Des échauffourées entre protestataires et forces de l'ordre ont eu lieu sur la Plaza Italia, au coeur de la capitale, où des centaines de milliers de Chiliens ont régulièrement manifesté depuis vendredi. De nouveaux pillages ont eu lieu à Valparaiso (centre), a constaté l'AFP.
Outre les 18 morts, les troubles ont fait 269 blessés et abouti à environ 1.900 arrestations, selon l'Institut national des droits humains (INDH).
5e couvre-feu nocturne
"Nous le disons fort et clair: assez des hausses de prix et des abus !", avait tweeté mardi la Centrale unitaire des travailleurs (CUT), la principale confédération syndicale du Chili, qui a appelé à un arrêt de travail de deux jours, comme une vingtaine d'autres organisations de travailleurs et d'étudiants.
Toutes ont condamné la décision d'imposer l'état d'urgence dans neuf des seize régions, de recourir au couvre-feu -- renouvelé pour la cinquième nuit consécutive dans la capitale -- et de faire intervenir les forces armées.
Elles réclament l'abandon des mesures d'exception et "le retour des militaires dans leurs casernes".
Quelque 20.000 soldats et policiers sont déployés et c'est la première fois que l'armée patrouille dans les rues depuis la fin de la dictature du général Augusto Pinochet (1973-1990).
Les puissants syndicats des mines de cuivre -- dont le Chili est premier producteur mondial --, le personnel du secteur de la santé et les employés des ports ont rejoint le mouvement.
Virage social
L'annonce d'une hausse de 3,75% du prix du ticket de métro - suspendue depuis - a provoqué vendredi les premières manifestations, devenues ensuite un mouvement social majeur nourri par le ressentiment face à la situation socio-économique et aux inégalités dans ce pays de 18 millions d'habitants.
Pour sortir de la crise, le chef de l'Etat a pris mardi un virage social, à l'issue d'une réunion des forces politiques du pays, à laquelle les partis de gauche ont refusé de participer.
M. Piñera a annoncé une augmentation de 20% du minimum retraite, du gel des tarifs de l'électricité et d'une hausse du salaire minimum.
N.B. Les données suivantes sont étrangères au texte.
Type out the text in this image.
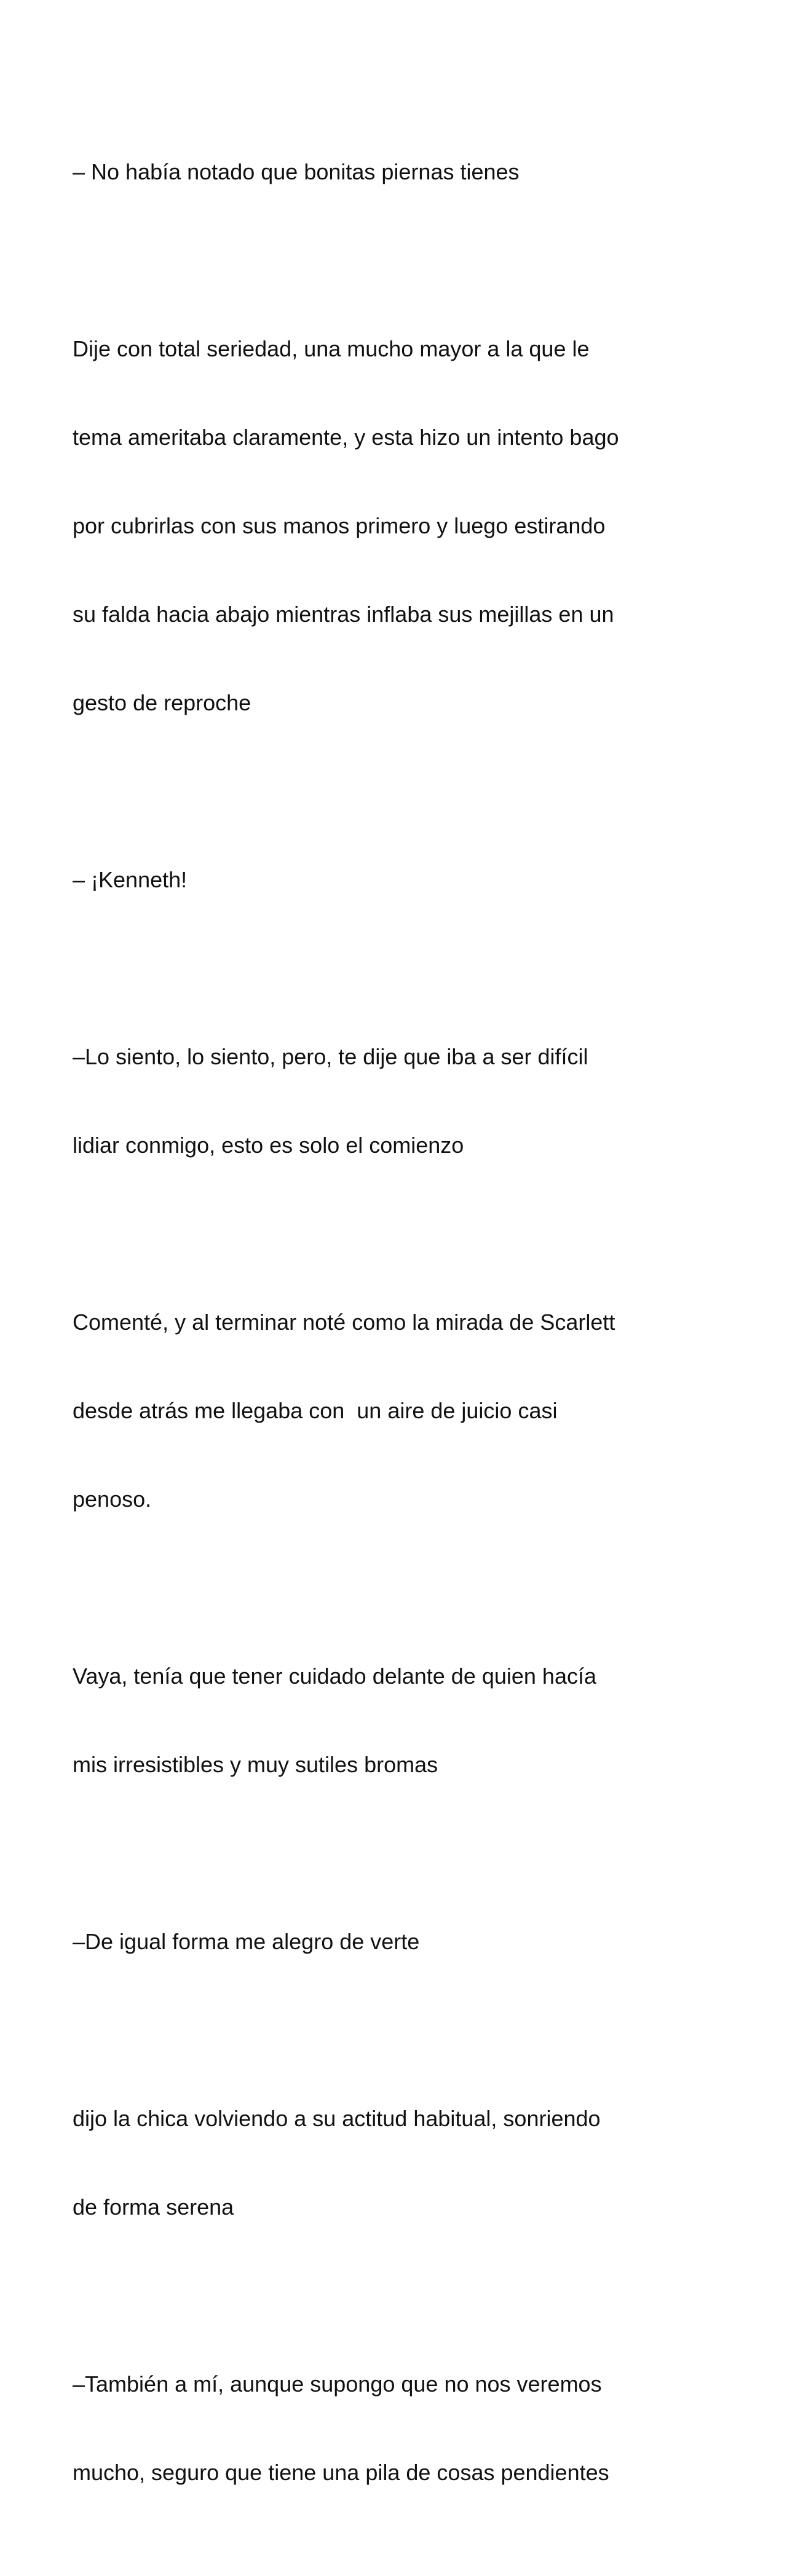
– No había notado que bonitas piernas tienes

Dije con total seriedad, una mucho mayor a la que le

tema ameritaba claramente, y esta hizo un intento bago

por cubrirlas con sus manos primero y luego estirando

su falda hacia abajo mientras inflaba sus mejillas en un

gesto de reproche

– ¡Kenneth!

–Lo siento, lo siento, pero, te dije que iba a ser difícil

lidiar conmigo, esto es solo el comienzo

Comenté, y al terminar noté como la mirada de Scarlett

desde atrás me llegaba con  un aire de juicio casi

penoso.

Vaya, tenía que tener cuidado delante de quien hacía

mis irresistibles y muy sutiles bromas

–De igual forma me alegro de verte

dijo la chica volviendo a su actitud habitual, sonriendo

de forma serena

–También a mí, aunque supongo que no nos veremos

mucho, seguro que tiene una pila de cosas pendientes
Il a également évoqué la réduction des rémunérations des parlementaires et des hauts fonctionnaires, de pair avec la baisse du nombre des sièges au Parlement et une limitation du nombre de leurs mandats successifs.
Reconnaissant n'avoir pas anticipé ce qui se passe actuellement, il a demandé "pardon" à ses compatriotes. Un changement de ton spectaculaire de la part de celui qui considérait dimanche le Chili comme un pays "en guerre".
Les syndicalistes exigent cependant du gouvernement un programme social préparé en commun.
Malgré la grève, quelques activités ont repris au compte-gouttes pour les quelque 7,5 millions d'habitants de l'agglomération de Santiago.
Le trafic a été partiellement rétabli mercredi sur trois lignes du métro, fermé depuis vendredi à la suite de destructions de stations. Environ 5.000 bus et des taxis complètent le dispositif.
Les magasins, les banques et quelques écoles ont rouvert par intermittence ou en horaires limités.
Après les perturbations de ses derniers jours à l'aéroport de Santiago, la compagnie chilienne LATAM, la première d'Amérique latine, a annoncé qu'elle assurait désormais "98% de (ses) vols" à destination et en provenance du pays.
La Banque centrale a indiqué mercredi que la crise sociale aurait des conséquences à court terme sur l'économie "en raison de la paralysie partielle du pays et les dégâts sur les infrastructures".